Incredibly, even though hundreds of billions of stars are involved, each individual star is far too small to suffer a physical collision. But gas and dust clouds are much bigger than stars (they can be hundreds of trillions of kilometers across, as opposed to stars which are a trifling million or so kilometers in diameter), so collisions between them are common. When clouds collide they collapse and undergo violent bouts of star formation. This too is clear in the image: the blue clumps in the tidal tails are vast regions of clusters of stars being born; over 100 such clusters have been identified in this image in the tail on the right alone.

Collisions like this blast out energy, not just in visible light, but at other wavelengths as well.

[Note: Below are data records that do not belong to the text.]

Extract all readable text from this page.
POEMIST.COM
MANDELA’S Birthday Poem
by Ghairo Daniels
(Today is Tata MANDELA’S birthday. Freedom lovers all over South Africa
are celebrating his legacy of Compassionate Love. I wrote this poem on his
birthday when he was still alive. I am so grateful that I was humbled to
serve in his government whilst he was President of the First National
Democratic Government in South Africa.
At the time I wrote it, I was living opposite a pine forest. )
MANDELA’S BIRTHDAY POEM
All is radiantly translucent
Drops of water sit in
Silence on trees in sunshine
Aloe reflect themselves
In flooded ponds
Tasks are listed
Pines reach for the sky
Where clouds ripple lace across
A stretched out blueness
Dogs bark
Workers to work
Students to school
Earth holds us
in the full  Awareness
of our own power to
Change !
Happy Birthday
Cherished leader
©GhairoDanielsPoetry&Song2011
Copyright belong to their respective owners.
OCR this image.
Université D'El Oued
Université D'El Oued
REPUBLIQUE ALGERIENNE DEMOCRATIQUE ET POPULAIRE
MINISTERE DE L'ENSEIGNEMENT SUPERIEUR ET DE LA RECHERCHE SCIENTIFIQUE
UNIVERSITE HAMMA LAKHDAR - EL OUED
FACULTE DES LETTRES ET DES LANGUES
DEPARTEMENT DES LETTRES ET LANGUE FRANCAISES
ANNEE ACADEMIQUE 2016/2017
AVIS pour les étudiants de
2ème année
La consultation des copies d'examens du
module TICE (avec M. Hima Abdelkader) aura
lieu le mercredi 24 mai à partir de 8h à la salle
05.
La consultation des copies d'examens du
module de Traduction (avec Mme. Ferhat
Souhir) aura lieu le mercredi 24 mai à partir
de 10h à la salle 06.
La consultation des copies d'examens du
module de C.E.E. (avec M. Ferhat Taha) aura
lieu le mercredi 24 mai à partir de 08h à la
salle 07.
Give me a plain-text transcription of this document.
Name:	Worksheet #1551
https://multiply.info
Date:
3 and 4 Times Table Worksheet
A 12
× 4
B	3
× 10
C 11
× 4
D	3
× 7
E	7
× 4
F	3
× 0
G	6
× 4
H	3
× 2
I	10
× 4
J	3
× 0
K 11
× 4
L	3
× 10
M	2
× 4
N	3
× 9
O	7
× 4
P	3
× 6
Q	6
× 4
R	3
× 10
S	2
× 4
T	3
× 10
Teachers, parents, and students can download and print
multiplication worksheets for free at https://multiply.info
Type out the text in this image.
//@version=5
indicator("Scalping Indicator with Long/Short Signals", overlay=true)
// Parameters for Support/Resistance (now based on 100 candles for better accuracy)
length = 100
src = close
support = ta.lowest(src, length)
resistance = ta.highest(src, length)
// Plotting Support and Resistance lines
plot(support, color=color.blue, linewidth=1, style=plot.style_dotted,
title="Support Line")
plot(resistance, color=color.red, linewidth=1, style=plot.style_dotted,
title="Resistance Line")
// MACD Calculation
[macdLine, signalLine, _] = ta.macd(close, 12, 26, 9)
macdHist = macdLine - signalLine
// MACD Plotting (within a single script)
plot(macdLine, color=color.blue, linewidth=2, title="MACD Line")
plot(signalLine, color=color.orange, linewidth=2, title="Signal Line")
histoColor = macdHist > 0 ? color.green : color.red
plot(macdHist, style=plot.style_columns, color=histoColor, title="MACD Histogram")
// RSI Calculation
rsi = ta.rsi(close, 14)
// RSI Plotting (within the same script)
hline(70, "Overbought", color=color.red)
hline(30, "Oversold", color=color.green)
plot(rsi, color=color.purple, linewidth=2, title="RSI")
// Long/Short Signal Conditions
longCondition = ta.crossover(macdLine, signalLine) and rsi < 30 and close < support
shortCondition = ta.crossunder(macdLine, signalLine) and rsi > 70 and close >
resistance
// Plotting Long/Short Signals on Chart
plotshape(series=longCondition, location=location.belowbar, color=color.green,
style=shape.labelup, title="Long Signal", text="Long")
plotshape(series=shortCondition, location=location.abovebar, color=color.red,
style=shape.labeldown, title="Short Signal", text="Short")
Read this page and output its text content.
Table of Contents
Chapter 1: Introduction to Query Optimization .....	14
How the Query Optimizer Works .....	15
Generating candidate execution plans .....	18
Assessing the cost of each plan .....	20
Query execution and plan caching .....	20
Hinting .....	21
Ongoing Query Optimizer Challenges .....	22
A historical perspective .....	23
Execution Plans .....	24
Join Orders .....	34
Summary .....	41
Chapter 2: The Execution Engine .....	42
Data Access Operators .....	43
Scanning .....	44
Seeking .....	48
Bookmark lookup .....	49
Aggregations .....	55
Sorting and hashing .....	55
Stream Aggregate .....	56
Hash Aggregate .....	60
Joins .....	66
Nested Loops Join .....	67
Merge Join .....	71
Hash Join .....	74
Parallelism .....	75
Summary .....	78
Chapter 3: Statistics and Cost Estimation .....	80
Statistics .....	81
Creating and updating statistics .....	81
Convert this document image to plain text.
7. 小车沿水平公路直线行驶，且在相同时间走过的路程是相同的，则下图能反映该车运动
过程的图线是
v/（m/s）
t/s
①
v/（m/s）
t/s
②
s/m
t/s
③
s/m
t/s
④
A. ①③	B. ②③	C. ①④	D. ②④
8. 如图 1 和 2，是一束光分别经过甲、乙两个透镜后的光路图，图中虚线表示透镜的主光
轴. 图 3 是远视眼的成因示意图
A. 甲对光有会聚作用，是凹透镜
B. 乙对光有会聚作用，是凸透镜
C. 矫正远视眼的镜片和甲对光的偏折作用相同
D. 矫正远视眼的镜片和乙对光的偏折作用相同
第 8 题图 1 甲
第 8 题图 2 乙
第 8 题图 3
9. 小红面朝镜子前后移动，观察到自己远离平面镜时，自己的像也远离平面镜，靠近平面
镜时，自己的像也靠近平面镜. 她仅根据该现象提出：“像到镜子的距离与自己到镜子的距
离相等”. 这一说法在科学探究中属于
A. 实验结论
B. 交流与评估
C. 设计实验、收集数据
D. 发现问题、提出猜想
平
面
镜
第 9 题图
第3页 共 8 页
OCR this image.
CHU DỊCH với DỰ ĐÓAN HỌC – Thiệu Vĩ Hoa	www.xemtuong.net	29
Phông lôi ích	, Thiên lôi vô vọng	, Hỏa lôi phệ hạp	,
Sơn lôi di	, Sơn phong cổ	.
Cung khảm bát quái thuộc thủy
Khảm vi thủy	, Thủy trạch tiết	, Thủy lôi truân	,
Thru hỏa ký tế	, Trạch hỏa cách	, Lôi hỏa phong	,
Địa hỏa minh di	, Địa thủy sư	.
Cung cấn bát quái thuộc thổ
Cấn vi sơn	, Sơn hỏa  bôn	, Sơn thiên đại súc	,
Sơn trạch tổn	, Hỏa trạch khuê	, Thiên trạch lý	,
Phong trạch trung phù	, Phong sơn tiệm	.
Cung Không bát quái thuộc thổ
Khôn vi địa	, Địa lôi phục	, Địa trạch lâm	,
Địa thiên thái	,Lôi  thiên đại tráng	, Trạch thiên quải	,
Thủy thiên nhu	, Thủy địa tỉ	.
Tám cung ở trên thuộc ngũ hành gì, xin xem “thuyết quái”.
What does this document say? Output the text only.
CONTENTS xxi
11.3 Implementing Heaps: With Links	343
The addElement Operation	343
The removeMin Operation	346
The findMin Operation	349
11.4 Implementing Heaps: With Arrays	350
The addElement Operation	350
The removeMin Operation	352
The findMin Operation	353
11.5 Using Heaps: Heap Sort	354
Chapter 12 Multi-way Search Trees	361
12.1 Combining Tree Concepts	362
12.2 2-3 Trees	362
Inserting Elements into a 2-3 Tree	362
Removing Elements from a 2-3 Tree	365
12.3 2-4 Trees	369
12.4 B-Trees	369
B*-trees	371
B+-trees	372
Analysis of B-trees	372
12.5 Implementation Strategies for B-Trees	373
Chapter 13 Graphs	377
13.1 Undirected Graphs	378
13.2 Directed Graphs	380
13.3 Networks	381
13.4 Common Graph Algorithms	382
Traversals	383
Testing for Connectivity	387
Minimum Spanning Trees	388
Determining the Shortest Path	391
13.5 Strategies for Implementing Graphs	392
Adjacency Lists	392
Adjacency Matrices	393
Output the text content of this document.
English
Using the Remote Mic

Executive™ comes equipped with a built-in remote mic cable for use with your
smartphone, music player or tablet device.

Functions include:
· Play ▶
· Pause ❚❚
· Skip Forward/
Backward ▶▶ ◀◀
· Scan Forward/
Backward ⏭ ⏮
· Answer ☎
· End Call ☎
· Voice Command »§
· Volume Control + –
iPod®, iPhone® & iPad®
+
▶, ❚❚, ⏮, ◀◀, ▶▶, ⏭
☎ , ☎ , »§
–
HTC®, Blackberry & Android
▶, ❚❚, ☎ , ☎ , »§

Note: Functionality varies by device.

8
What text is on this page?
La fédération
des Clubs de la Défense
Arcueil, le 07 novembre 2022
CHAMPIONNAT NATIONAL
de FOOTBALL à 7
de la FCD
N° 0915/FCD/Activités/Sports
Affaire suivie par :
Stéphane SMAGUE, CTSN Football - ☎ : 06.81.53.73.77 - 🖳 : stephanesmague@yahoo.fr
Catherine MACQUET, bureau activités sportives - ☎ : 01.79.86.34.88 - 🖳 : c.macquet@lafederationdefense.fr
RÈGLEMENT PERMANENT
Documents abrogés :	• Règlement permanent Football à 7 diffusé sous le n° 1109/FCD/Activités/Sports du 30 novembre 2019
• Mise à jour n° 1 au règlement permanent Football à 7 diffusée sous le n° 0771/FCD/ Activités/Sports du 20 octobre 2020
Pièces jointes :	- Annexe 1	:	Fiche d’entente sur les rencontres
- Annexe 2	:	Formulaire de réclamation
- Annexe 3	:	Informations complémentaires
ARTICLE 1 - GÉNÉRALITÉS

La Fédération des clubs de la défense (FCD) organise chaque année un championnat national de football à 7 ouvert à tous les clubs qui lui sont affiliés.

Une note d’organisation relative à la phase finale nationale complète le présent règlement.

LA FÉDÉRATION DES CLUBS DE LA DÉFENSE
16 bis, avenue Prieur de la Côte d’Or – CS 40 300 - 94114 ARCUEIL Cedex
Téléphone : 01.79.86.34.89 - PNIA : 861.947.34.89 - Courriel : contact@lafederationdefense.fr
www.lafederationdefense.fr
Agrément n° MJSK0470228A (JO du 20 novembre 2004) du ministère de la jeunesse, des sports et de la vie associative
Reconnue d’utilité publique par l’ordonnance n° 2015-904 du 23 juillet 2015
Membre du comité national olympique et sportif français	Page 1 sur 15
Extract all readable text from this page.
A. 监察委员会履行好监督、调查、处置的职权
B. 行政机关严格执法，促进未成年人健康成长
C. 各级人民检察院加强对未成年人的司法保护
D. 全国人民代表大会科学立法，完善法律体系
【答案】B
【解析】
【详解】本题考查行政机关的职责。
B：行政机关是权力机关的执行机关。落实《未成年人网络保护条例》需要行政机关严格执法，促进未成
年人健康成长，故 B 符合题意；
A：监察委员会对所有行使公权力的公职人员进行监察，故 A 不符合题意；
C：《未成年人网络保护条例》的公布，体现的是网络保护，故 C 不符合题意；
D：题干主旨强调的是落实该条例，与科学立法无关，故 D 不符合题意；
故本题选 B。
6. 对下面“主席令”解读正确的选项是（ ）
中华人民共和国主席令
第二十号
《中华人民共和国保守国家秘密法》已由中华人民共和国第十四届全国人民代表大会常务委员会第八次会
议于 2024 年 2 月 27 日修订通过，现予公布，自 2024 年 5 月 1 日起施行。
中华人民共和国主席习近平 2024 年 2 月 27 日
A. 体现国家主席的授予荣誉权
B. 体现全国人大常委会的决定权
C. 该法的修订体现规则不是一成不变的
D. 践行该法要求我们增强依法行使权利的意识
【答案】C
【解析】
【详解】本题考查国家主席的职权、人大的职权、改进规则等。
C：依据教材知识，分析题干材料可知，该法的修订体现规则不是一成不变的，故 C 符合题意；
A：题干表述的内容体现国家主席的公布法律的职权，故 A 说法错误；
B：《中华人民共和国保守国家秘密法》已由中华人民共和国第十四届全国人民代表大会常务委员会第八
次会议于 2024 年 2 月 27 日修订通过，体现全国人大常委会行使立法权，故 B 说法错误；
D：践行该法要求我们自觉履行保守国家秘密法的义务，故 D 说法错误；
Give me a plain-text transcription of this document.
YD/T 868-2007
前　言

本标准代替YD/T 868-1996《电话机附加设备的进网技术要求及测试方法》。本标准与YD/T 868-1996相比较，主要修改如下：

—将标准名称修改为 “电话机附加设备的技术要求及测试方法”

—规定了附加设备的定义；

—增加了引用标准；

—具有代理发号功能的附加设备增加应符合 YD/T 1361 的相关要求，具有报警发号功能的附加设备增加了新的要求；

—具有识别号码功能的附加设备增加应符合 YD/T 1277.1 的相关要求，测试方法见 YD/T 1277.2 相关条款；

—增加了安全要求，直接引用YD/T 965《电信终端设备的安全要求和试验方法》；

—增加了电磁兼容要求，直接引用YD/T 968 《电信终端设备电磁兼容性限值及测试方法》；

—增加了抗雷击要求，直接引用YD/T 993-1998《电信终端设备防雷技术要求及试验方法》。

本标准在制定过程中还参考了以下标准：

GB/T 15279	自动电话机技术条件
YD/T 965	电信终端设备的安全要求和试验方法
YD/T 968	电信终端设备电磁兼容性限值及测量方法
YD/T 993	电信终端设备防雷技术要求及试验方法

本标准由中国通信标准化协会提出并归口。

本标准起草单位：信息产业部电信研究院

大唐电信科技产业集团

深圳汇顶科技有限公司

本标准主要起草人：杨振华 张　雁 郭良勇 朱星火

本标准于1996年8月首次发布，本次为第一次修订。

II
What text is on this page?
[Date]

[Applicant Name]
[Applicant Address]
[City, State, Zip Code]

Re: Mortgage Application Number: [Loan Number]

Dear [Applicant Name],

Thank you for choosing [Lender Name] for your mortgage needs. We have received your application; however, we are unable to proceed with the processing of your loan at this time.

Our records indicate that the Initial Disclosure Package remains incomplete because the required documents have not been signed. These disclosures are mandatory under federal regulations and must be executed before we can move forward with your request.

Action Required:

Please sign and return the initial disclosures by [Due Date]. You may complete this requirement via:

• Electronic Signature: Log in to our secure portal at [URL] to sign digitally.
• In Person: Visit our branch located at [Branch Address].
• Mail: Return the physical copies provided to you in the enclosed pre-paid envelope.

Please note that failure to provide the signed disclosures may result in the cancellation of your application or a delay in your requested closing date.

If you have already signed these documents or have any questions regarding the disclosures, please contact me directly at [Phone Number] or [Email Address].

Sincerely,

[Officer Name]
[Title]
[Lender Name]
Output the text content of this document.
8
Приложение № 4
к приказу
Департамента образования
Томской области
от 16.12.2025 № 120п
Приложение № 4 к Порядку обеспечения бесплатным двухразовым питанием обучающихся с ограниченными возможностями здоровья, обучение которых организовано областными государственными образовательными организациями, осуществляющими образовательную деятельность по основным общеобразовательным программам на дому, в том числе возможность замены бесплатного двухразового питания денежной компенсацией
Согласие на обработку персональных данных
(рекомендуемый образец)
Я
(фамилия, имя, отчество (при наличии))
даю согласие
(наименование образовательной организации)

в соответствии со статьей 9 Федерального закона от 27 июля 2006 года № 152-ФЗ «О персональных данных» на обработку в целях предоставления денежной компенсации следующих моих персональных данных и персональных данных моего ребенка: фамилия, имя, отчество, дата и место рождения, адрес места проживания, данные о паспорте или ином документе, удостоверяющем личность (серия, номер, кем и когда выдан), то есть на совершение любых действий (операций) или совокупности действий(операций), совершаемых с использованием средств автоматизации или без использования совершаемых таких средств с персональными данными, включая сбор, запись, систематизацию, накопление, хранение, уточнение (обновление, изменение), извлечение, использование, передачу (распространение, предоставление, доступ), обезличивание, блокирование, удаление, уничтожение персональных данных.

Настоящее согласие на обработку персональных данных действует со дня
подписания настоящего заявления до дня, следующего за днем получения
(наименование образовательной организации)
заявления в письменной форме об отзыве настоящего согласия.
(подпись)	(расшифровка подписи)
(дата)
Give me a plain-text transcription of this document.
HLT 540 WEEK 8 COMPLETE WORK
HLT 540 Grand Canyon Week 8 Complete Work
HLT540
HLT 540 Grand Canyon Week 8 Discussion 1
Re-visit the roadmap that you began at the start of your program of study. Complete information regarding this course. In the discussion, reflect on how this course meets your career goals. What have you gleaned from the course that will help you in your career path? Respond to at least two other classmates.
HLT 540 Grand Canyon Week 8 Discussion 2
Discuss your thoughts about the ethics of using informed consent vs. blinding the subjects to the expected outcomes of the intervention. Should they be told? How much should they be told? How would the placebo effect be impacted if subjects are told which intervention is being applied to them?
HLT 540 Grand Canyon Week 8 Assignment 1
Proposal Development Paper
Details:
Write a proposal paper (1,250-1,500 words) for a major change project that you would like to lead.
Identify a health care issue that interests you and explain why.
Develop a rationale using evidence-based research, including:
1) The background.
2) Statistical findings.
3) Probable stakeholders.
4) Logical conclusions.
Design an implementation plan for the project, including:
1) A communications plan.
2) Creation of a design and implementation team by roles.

In infrared alone, NGC 2623 radiates with the power of 400 billion times the Sun’s energy. This makes NGC 2623 a ULIRG: an ultraluminous infrared galaxy. Although relatively rare locally, they are so common at great distance (and therefore earlier on in the age of the Universe) that they comprise as much as half of all the infrared background glow we see in the Universe. The huge amount of infrared comes from the collision itself; star formation produces prodigious amounts of dust which absorb ultraviolet light from newly-born stars and re-radiate it in the infrared. The collision also dumps gas and dust into the central supermassive black holes in the cores of the two colliding galaxies, which piles up in a flat disk outside the black hole, heats up hugely, and again glows brightly.